© Atanas Maev. (Click image for larger version)
Derida Dance Company
Zen Play
★★★★✰
Sofia, Derida Dance Center
27 May 2019
www.derida-dance.com
In a retrospective May-June season that launched Derida Dance Center’s brand new Stage Derida in Sofia, Bulgaria (a former TV studio refashioned into a black box), the company presented artistic director Jivko Jeliazkov’s past choreography alongside works by emerging Bulgarian choreographers and other frequent collaborators.
Jeliazkov’s dance theatre work caries a signature kind of dark splendor. His pieces consistently impress with sharp attack and sinuous contortions, both stunning and effective as framing devices for social commentary and psychological exploration.
Zen Play is an evening-length piece that first premiered in 2015 but was revived for the season with the company’s current lead dancers Gergana Ilieva and Vasil Zelyamov alongside original cast member Marion Darova.
The piece opens with a deranged nurse figure (Ilieva) hovering over two prostrated patients in white translucent hospital garbs (Darova and Zelyamov). She makes her way around the space with jerky isolations of the body, a pair of white heels shuffling along. She clenches her bare hand into a claw and suddenly draws the hand towards the exam table. The other two dancers launch from the floor, impressively landing right on the exam table before rolling off and waiting for her next command.

© Atanas Maev. (Click image for larger version)
To a new audience, the rigor of the choreography might seem overwhelming at first. To give the audience time to make sense of it, Jeliazkov takes the time to develop themes and sections, sometimes allowing a fragment to linger before introducing a new surprise. He uses estrangement from natural human motion to great effect to create tension, drama or fear, and surprisingly, here the grotesque takes on a funny, camp sensibility.
A sense of logic in the movements starts to emerge. Jeliazkov’s movement phrases are built as a precise score of isolations and micro-movements of the face. Ilieva takes the nurse’s automaton demeanor and runs with it, evoking a sense of dread for anyone witnessing this excruciating game of cat and mouse across the stage.
As she marches on ahead tending to her patients, their bodies begin deteriorating and malfunctioning, and the absurdity of the piece heightens. She takes a break from the two patients to pick her nose. The three characters move center stage in a contest of grotesque face choreography, sticking out tongues and bulging eyes. Composer Ivan Shopov’s quietly creepy score adds a comedic edge to the violence on stage.

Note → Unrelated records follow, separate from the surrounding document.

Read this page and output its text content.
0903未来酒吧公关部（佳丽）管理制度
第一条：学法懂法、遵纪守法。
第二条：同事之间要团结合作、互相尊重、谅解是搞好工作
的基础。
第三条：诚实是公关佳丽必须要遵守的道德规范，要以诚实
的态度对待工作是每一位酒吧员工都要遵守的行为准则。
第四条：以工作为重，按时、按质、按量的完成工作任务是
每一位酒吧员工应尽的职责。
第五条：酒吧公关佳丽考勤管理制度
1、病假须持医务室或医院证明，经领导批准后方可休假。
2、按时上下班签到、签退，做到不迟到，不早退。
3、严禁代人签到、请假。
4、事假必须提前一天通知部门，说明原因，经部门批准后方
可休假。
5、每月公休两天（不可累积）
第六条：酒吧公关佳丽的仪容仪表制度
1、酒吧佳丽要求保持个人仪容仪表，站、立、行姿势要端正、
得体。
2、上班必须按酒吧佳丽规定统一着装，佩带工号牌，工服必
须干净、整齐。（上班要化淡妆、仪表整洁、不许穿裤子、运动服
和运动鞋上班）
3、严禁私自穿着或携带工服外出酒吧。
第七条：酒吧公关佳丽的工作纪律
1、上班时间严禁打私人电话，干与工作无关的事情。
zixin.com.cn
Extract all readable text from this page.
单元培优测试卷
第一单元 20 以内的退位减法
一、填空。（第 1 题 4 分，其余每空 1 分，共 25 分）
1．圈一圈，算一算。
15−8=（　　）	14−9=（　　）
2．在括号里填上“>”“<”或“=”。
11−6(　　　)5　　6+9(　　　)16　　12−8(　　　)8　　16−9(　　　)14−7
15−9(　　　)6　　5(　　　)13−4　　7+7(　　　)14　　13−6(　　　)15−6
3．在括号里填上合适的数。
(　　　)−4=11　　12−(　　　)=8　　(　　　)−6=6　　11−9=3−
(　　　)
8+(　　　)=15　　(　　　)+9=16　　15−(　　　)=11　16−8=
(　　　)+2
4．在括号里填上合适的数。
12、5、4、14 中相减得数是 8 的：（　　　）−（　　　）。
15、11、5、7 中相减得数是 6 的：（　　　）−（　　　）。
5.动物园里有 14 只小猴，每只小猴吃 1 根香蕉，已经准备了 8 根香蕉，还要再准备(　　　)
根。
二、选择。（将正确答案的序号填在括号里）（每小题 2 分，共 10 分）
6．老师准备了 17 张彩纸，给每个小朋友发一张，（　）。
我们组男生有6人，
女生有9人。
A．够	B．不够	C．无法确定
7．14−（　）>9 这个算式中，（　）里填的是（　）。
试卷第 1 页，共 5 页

At one point the pace slows down to a crawl while Ilieva continues to mock the bodies of the other two, sprawled out on the floor. Dissatisfied, she puts on a pair of soldier-like gloves and seats the two bodies at a table, manipulating them into a caricature of a stereotypical heteronormative couple. This harkens back to Bulgaria’s recent tension between embracing progressive European gender politics and reconciling its ex-Soviet values, the nurse regurgitating what she knows best.
Through the estrangement of the movement from the way human bodies ordinarily move, the piece hints at outside forces manipulating our internal impulses. And by witnessing it, Jeliazkov sets up the audience to ask an important question: how are we all complicit in perpetuating a society that mistakes tradition and authority for virtue? And how do we break out of it?